The FX drama "Fargo" ends its third season tonight, and to that, I say, good riddance. Unlike the prior two seasons, which were a combination of quirky and intriguing characters locked together in a frosty, crime-themed scenario, this season felt confusing and emotionally empty.
And I’m not alone in this assessment. Based on the Live + Same Day data from Nielsen, "Fargo" averaged just 1.2 million viewers this year. That’s 8 percent less than the already lackluster 1.3 million people who watched the previous season in 2015.
But, evidently, people’s choice doesn’t matter as both marketers and critics continue to herald the FX drama—despite the fact that Carrie Coon as Gloria Burgle was no Frances McDormand and Ewan McGregor in the dual role of brothers Emmit and Ray Stussey lacked substance.

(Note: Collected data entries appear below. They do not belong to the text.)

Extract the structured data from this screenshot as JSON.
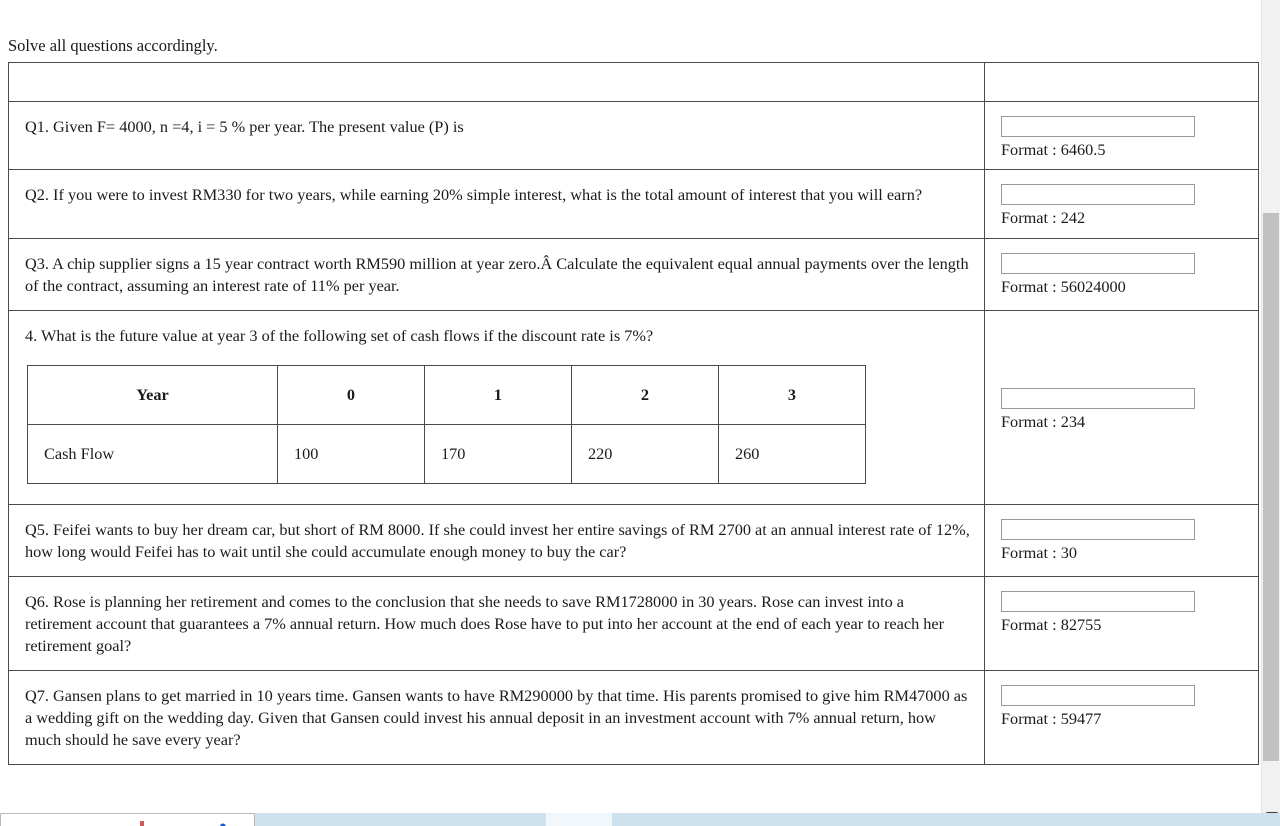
{
  "page": {
    "intro": "Solve all questions accordingly."
  },
  "quiz": {
    "header_row": {
      "question_header": "",
      "answer_header": ""
    },
    "format_prefix": "Format : ",
    "answer_placeholder": "",
    "questions": [
      {
        "id": "q1",
        "text": "Q1. Given F= 4000, n =4, i = 5 % per year. The present value (P) is",
        "answer_value": "",
        "format_label": "Format : 6460.5"
      },
      {
        "id": "q2",
        "text": "Q2. If you were to invest RM330 for two years, while earning 20% simple interest, what is the total amount of interest that you will earn?",
        "answer_value": "",
        "format_label": "Format : 242"
      },
      {
        "id": "q3",
        "text": "Q3. A chip supplier signs a 15 year contract worth RM590 million at year zero.Â Calculate the equivalent equal annual payments over the length of the contract, assuming an interest rate of 11% per year.",
        "answer_value": "",
        "format_label": "Format : 56024000"
      },
      {
        "id": "q4",
        "text": "4. What is the future value at year 3 of the following set of cash flows if the discount rate is 7%?",
        "answer_value": "",
        "format_label": "Format : 234",
        "cash_flow_table": {
          "head": [
            "Year",
            "0",
            "1",
            "2",
            "3"
          ],
          "body": [
            "Cash Flow",
            "100",
            "170",
            "220",
            "260"
          ]
        }
      },
      {
        "id": "q5",
        "text": "Q5. Feifei wants to buy her dream car, but short of RM 8000. If she could invest her entire savings of RM 2700 at an annual interest rate of 12%, how long would Feifei has to wait until she could accumulate enough money to buy the car?",
        "answer_value": "",
        "format_label": "Format : 30"
      },
      {
        "id": "q6",
        "text": "Q6. Rose is planning her retirement and comes to the conclusion that she needs to save RM1728000 in 30 years. Rose can invest into a retirement account that guarantees a 7% annual return. How much does Rose have to put into her account at the end of each year to reach her retirement goal?",
        "answer_value": "",
        "format_label": "Format : 82755"
      },
      {
        "id": "q7",
        "text": "Q7. Gansen plans to get married in 10 years time. Gansen wants to have RM290000 by that time. His parents promised to give him RM47000 as a wedding gift on the wedding day. Given that Gansen could invest his annual deposit in an investment account with 7% annual return, how much should he save every year?",
        "answer_value": "",
        "format_label": "Format : 59477"
      }
    ]
  },
  "chrome": {
    "scrollbar_present": true,
    "bottom_icon": "shield-icon"
  },
  "colors": {
    "page_background": "#ffffff",
    "text": "#1b1b1b",
    "table_border": "#4a4a4a",
    "input_border": "#9a9a9a",
    "scrollbar_track": "#f1f1f1",
    "scrollbar_thumb": "#c1c1c1",
    "taskbar": "#cfe2ef"
  }
}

Regardless of the diluted audience, the Television Academy will most likely recognize "Fargo" when it announces the Primetime Emmy nominations on July 13. To date, it has won five Emmy Awards, including Outstanding Miniseries in 2014, and two Golden Globes—which means, for an advertiser looking for brand exposure in this changing landscape, "Fargo" remains a solid, creative asset.
"When I started at FX [in 2003], the network advertising was more than 50 percent of our revenue; it’s now 35 percent. So, we were probably more focused on ratings when advertising revenue was a more significant part of who we were," said John Landgraf, CEO of FX Networks and FX Productions at the Television Critics Winter Press Tour in January. "The exciting thing about television is it’s moved from disposal medium that was consumed live and only designed essentially to get people there to watch commercials, to something that is like movies, an art form that" is "still relevant 10, 20, 30, 40 years later."

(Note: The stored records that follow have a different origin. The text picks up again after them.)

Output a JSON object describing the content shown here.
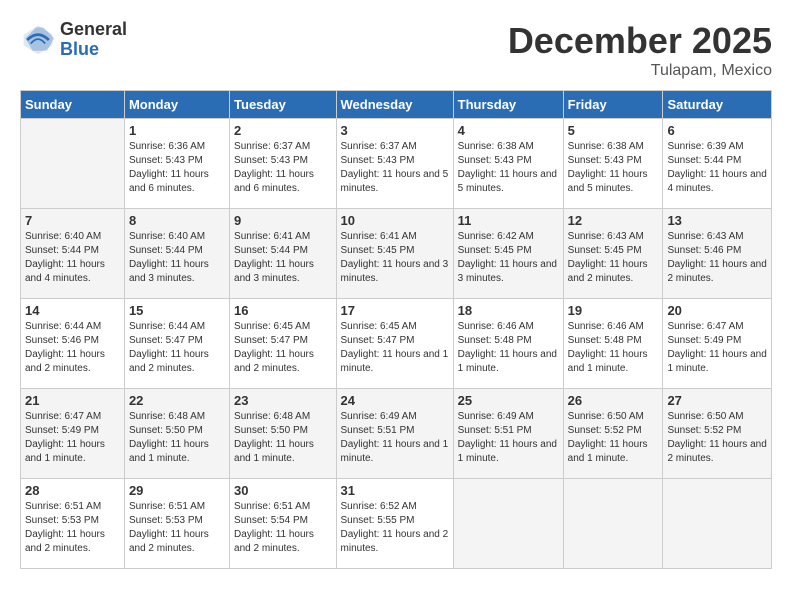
{
  "header": {
    "logo_general": "General",
    "logo_blue": "Blue",
    "month_title": "December 2025",
    "location": "Tulapam, Mexico"
  },
  "days_of_week": [
    "Sunday",
    "Monday",
    "Tuesday",
    "Wednesday",
    "Thursday",
    "Friday",
    "Saturday"
  ],
  "weeks": [
    [
      {
        "day": "",
        "empty": true
      },
      {
        "day": "1",
        "sunrise": "Sunrise: 6:36 AM",
        "sunset": "Sunset: 5:43 PM",
        "daylight": "Daylight: 11 hours and 6 minutes."
      },
      {
        "day": "2",
        "sunrise": "Sunrise: 6:37 AM",
        "sunset": "Sunset: 5:43 PM",
        "daylight": "Daylight: 11 hours and 6 minutes."
      },
      {
        "day": "3",
        "sunrise": "Sunrise: 6:37 AM",
        "sunset": "Sunset: 5:43 PM",
        "daylight": "Daylight: 11 hours and 5 minutes."
      },
      {
        "day": "4",
        "sunrise": "Sunrise: 6:38 AM",
        "sunset": "Sunset: 5:43 PM",
        "daylight": "Daylight: 11 hours and 5 minutes."
      },
      {
        "day": "5",
        "sunrise": "Sunrise: 6:38 AM",
        "sunset": "Sunset: 5:43 PM",
        "daylight": "Daylight: 11 hours and 5 minutes."
      },
      {
        "day": "6",
        "sunrise": "Sunrise: 6:39 AM",
        "sunset": "Sunset: 5:44 PM",
        "daylight": "Daylight: 11 hours and 4 minutes."
      }
    ],
    [
      {
        "day": "7",
        "sunrise": "Sunrise: 6:40 AM",
        "sunset": "Sunset: 5:44 PM",
        "daylight": "Daylight: 11 hours and 4 minutes."
      },
      {
        "day": "8",
        "sunrise": "Sunrise: 6:40 AM",
        "sunset": "Sunset: 5:44 PM",
        "daylight": "Daylight: 11 hours and 3 minutes."
      },
      {
        "day": "9",
        "sunrise": "Sunrise: 6:41 AM",
        "sunset": "Sunset: 5:44 PM",
        "daylight": "Daylight: 11 hours and 3 minutes."
      },
      {
        "day": "10",
        "sunrise": "Sunrise: 6:41 AM",
        "sunset": "Sunset: 5:45 PM",
        "daylight": "Daylight: 11 hours and 3 minutes."
      },
      {
        "day": "11",
        "sunrise": "Sunrise: 6:42 AM",
        "sunset": "Sunset: 5:45 PM",
        "daylight": "Daylight: 11 hours and 3 minutes."
      },
      {
        "day": "12",
        "sunrise": "Sunrise: 6:43 AM",
        "sunset": "Sunset: 5:45 PM",
        "daylight": "Daylight: 11 hours and 2 minutes."
      },
      {
        "day": "13",
        "sunrise": "Sunrise: 6:43 AM",
        "sunset": "Sunset: 5:46 PM",
        "daylight": "Daylight: 11 hours and 2 minutes."
      }
    ],
    [
      {
        "day": "14",
        "sunrise": "Sunrise: 6:44 AM",
        "sunset": "Sunset: 5:46 PM",
        "daylight": "Daylight: 11 hours and 2 minutes."
      },
      {
        "day": "15",
        "sunrise": "Sunrise: 6:44 AM",
        "sunset": "Sunset: 5:47 PM",
        "daylight": "Daylight: 11 hours and 2 minutes."
      },
      {
        "day": "16",
        "sunrise": "Sunrise: 6:45 AM",
        "sunset": "Sunset: 5:47 PM",
        "daylight": "Daylight: 11 hours and 2 minutes."
      },
      {
        "day": "17",
        "sunrise": "Sunrise: 6:45 AM",
        "sunset": "Sunset: 5:47 PM",
        "daylight": "Daylight: 11 hours and 1 minute."
      },
      {
        "day": "18",
        "sunrise": "Sunrise: 6:46 AM",
        "sunset": "Sunset: 5:48 PM",
        "daylight": "Daylight: 11 hours and 1 minute."
      },
      {
        "day": "19",
        "sunrise": "Sunrise: 6:46 AM",
        "sunset": "Sunset: 5:48 PM",
        "daylight": "Daylight: 11 hours and 1 minute."
      },
      {
        "day": "20",
        "sunrise": "Sunrise: 6:47 AM",
        "sunset": "Sunset: 5:49 PM",
        "daylight": "Daylight: 11 hours and 1 minute."
      }
    ],
    [
      {
        "day": "21",
        "sunrise": "Sunrise: 6:47 AM",
        "sunset": "Sunset: 5:49 PM",
        "daylight": "Daylight: 11 hours and 1 minute."
      },
      {
        "day": "22",
        "sunrise": "Sunrise: 6:48 AM",
        "sunset": "Sunset: 5:50 PM",
        "daylight": "Daylight: 11 hours and 1 minute."
      },
      {
        "day": "23",
        "sunrise": "Sunrise: 6:48 AM",
        "sunset": "Sunset: 5:50 PM",
        "daylight": "Daylight: 11 hours and 1 minute."
      },
      {
        "day": "24",
        "sunrise": "Sunrise: 6:49 AM",
        "sunset": "Sunset: 5:51 PM",
        "daylight": "Daylight: 11 hours and 1 minute."
      },
      {
        "day": "25",
        "sunrise": "Sunrise: 6:49 AM",
        "sunset": "Sunset: 5:51 PM",
        "daylight": "Daylight: 11 hours and 1 minute."
      },
      {
        "day": "26",
        "sunrise": "Sunrise: 6:50 AM",
        "sunset": "Sunset: 5:52 PM",
        "daylight": "Daylight: 11 hours and 1 minute."
      },
      {
        "day": "27",
        "sunrise": "Sunrise: 6:50 AM",
        "sunset": "Sunset: 5:52 PM",
        "daylight": "Daylight: 11 hours and 2 minutes."
      }
    ],
    [
      {
        "day": "28",
        "sunrise": "Sunrise: 6:51 AM",
        "sunset": "Sunset: 5:53 PM",
        "daylight": "Daylight: 11 hours and 2 minutes."
      },
      {
        "day": "29",
        "sunrise": "Sunrise: 6:51 AM",
        "sunset": "Sunset: 5:53 PM",
        "daylight": "Daylight: 11 hours and 2 minutes."
      },
      {
        "day": "30",
        "sunrise": "Sunrise: 6:51 AM",
        "sunset": "Sunset: 5:54 PM",
        "daylight": "Daylight: 11 hours and 2 minutes."
      },
      {
        "day": "31",
        "sunrise": "Sunrise: 6:52 AM",
        "sunset": "Sunset: 5:55 PM",
        "daylight": "Daylight: 11 hours and 2 minutes."
      },
      {
        "day": "",
        "empty": true
      },
      {
        "day": "",
        "empty": true
      },
      {
        "day": "",
        "empty": true
      }
    ]
  ]
}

Certainly, FX will be pushing for a fourth season renewal (despite showrunner Noah Hawley telling fans at Austin’s ATX Television Festival that he has no ideas for a new season). And the advertisers who turn to FX for another critically acclaimed program—like Miller Lite, Snickers, Smirnoff and Mitsubishi—will again align themselves with the cable network that continues to give them an aura of distinction.
"I think the value of an advertiser choosing ‘Fargo,’ or the FX brand, is they are reaching a specific upscale and targeted audience," said media analyst Bill Carroll. "There is a positive rub off of being associated with something of that quality. While you certainly hope there will be enough of an audience for the show to be perceived as successful, the ratings are no longer as critical."
Case in point, FX announced in 2015 that it would no longer report the Live + Same Day ratings from Nielsen—citing them as no longer accurately reflecting the audience in today’s multiple data streams and platforms. Total viewership for a show like "Fargo" normally goes up by another 2 million viewers when it factors in DVR usage.
In today’s environment, there’s also more original programming than ever before that’s competing for eyeballs, so advertisers are looking for multi-platform opportunities (which, at FX, can also include FXX, FXM and FXNow). Social media certainly matters, which resonates for most FX series. And because "Fargo" airs on FX, which like AMC and HBO is on a pedestal because of its often brash and creative style of storytelling, there is built-in value for current sponsors like Acura, Nationwide and Fruit of the Loom.
Now that "Fargo" is finished, next up is FX's original Los Angeles-set drama "Snowfall" from director John Singleton. The series, which debuts on July 5, revolves around the crack cocaine epidemic in 1983 and its impact on the city’s culture. But, whether audiences tune in or not, it will no doubt become another advertiser favorite.